En un aluvión previsible, luego del revolcón que la sociedad le dio al sistema político nacional durante las elecciones del año pasado, prácticamente la totalidad de las instituciones oficiales que sostenían el viejo régimen se han visto cuestionadas no sólo en su viabilidad o capacidad de respuesta a la confianza ciudadana en su gestión como entes fiscalizadores de la función pública, sino en la misma pertinencia de que sigan siendo objeto de financiamiento público.

Ahí caben todos, fundamentalmente los partidos políticos que disponen de cantidades multimillonarias que sólo han servido, por otro lado, para sustentar organizaciones parásitas con escasa representatividad y cuya utilidad se circunscribe al beneficio de familias, notablemente el caso del Movimiento Ciudadano que le ha servido a su fundador, Dante Delgado y a su corte, para brincar de un escaño a otro o como moneda de cambio para el chantaje político.

Se encuentran también multitud de ONGs y Fundaciones, y más recientemente, instituciones observadoras y sancionadoras de la corrupción, creadas exprofeso por el antiguo régimen para lavarse la cara ante la opinión pública, mientras que por otro lado, ex funcionarios saqueaban a mansalva el erario sin mayores consecuencias que pasar algunos malos momentos en la cárcel tras ineptas y malogradas acciones preventivas de las fiscalías como ha sido ampliamente documentado.

Ese planteamiento y búsqueda de instituciones ciudadanas que garantizaran un sano y eficiente ejercicio de la función pública, nació en la peor época que ha vivido el país en términos de corrupción, inseguridad e insatisfacción social por el desempeño gubernamental.
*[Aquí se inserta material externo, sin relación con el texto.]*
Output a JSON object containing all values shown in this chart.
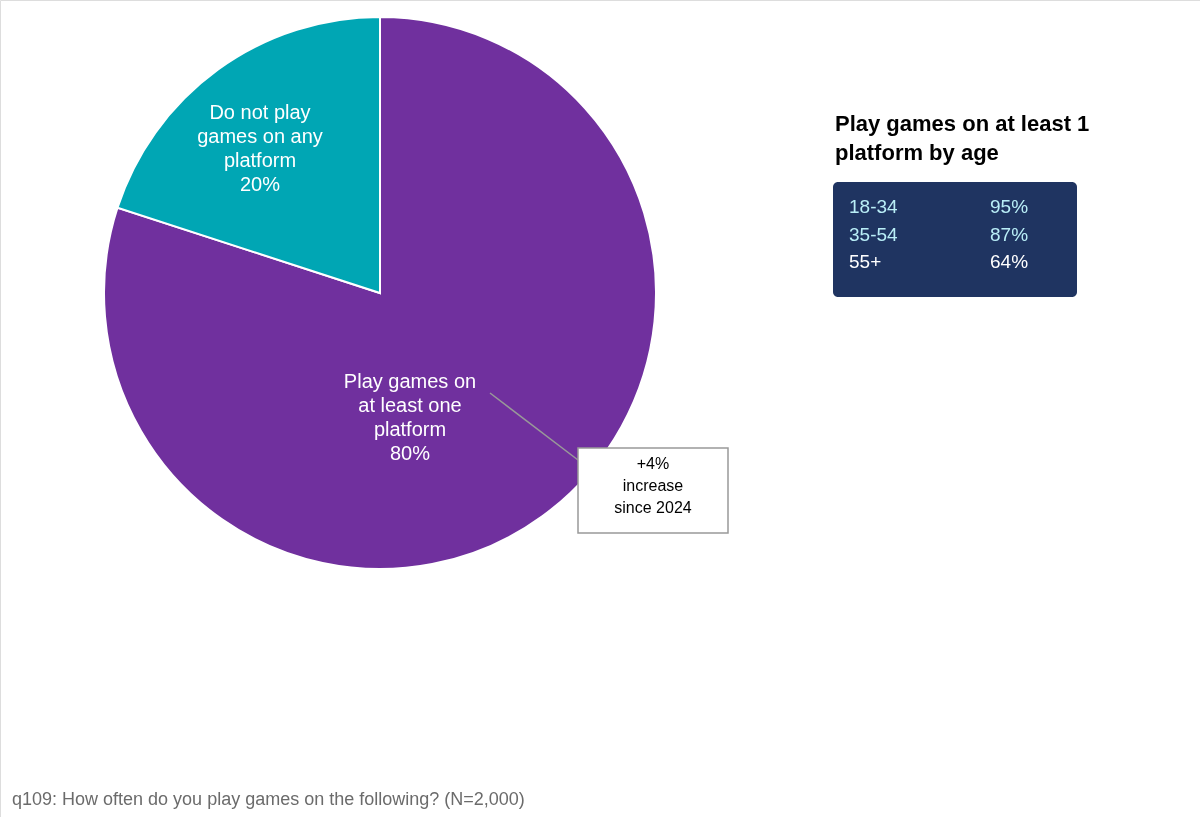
{
  "chart_data": [
    {
      "type": "pie",
      "categories": [
        "Play games on at least one platform",
        "Do not play games on any platform"
      ],
      "values": [
        80,
        20
      ],
      "value_labels": [
        "80%",
        "20%"
      ],
      "colors": [
        "#70309e",
        "#00a6b4"
      ],
      "annotations": [
        "+4% increase since 2024",
        "q109: How often do you play games on the following? (N=2,000)"
      ]
    },
    {
      "type": "other",
      "title": "Play games on at least 1 platform by age",
      "categories": [
        "18-34",
        "35-54",
        "55+"
      ],
      "values": [
        95,
        87,
        64
      ],
      "value_labels": [
        "95%",
        "87%",
        "64%"
      ]
    }
  ]
}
En los estados –reflejo absoluto de lo que acontecía en el nivel nacional– los nuevos sistemas de observancia se convirtieron pronto en oscuro objeto del deseo de grupúsculos y camarillas locales asociadas o vinculadas históricamente a gobiernos corruptos, tanto priístas como panistas.

De ahí que desde la administración del ex priísta, Javier Duarte y notoriamente en la de otro ex priísta, Miguel Ángel Yunes Linares –cuya recordación histórica en ambos casos tendrá el sello de la corrupción y la simulación– surgieran organismos autónomos dedicados a combatir el uso patrimonialista del dinero público, mientras se disputaban la propiedad y control de nóminas y otros recursos financieros destinados a tales instituciones como lo son el Sistema Estatal Anticorrupción y sus varias nomenclaturas, o notablemente, la Comisión Estatal para la Protección y Atención a Periodistas, insólita creatura del duartismo que ha sobrevivido a las dos alternancias políticas en el gobierno.

Aunque ha tenido la capacidad de mantenerse en tres gobiernos de distinto origen político en la distribución del presupuesto anual, sus resultados han sido poco menos que insignificantes para los propósitos con los que fue creada y que justifiquen su existencia. El reciente asesinato del periodista Jorge Celestino Ruíz Vázquez, sucedido el pasado 2 de agosto, la ha hecho entrar en una crisis de difícil pronóstico.

La Comisión Permanente guardó un minuto de silencio y solicitó un informe pormenorizado a la Comisión Estatal para la Atención y Protección de los Periodistas de Veracruz, sobre las acciones realizadas para proteger a este gremio y respecto al asesinato del periodista Jorge Celestino Ruiz Vázquez, registrado el 2 de agosto.

Su absoluta inoperancia hizo que el Congreso federal citara a comparecer a la titular de dicha Comisión para explicar las acciones que implementó previamente al asesinato de Ruiz Vázquez. Además, exhortaron a la Fiscalía Especial para Atención de Delitos Cometidos contra la Libertad de Expresión y al titular del Mecanismo para la Protección de Personas Defensoras de Derechos Humanos y Periodistas, coadyuven con la Fiscalía General de Veracruz para garantizar la eficiencia la investigación y resolver con prontitud el homicidio del periodista.

Será interesante ver la justificación de sus actos que hará la presidenta de la CEAPP, Laura Pérez Mendoza, reelecta en el cargo que obtuvo por vez primera durante la gestión del panista Yunes Linares, en relación a este lamentable reciente suceso, pero en lo general a su responsabilidad en lo que ha convertido a Veracruz en el estado de la República en el que el ejercicio del periodismo es una ruleta rusa.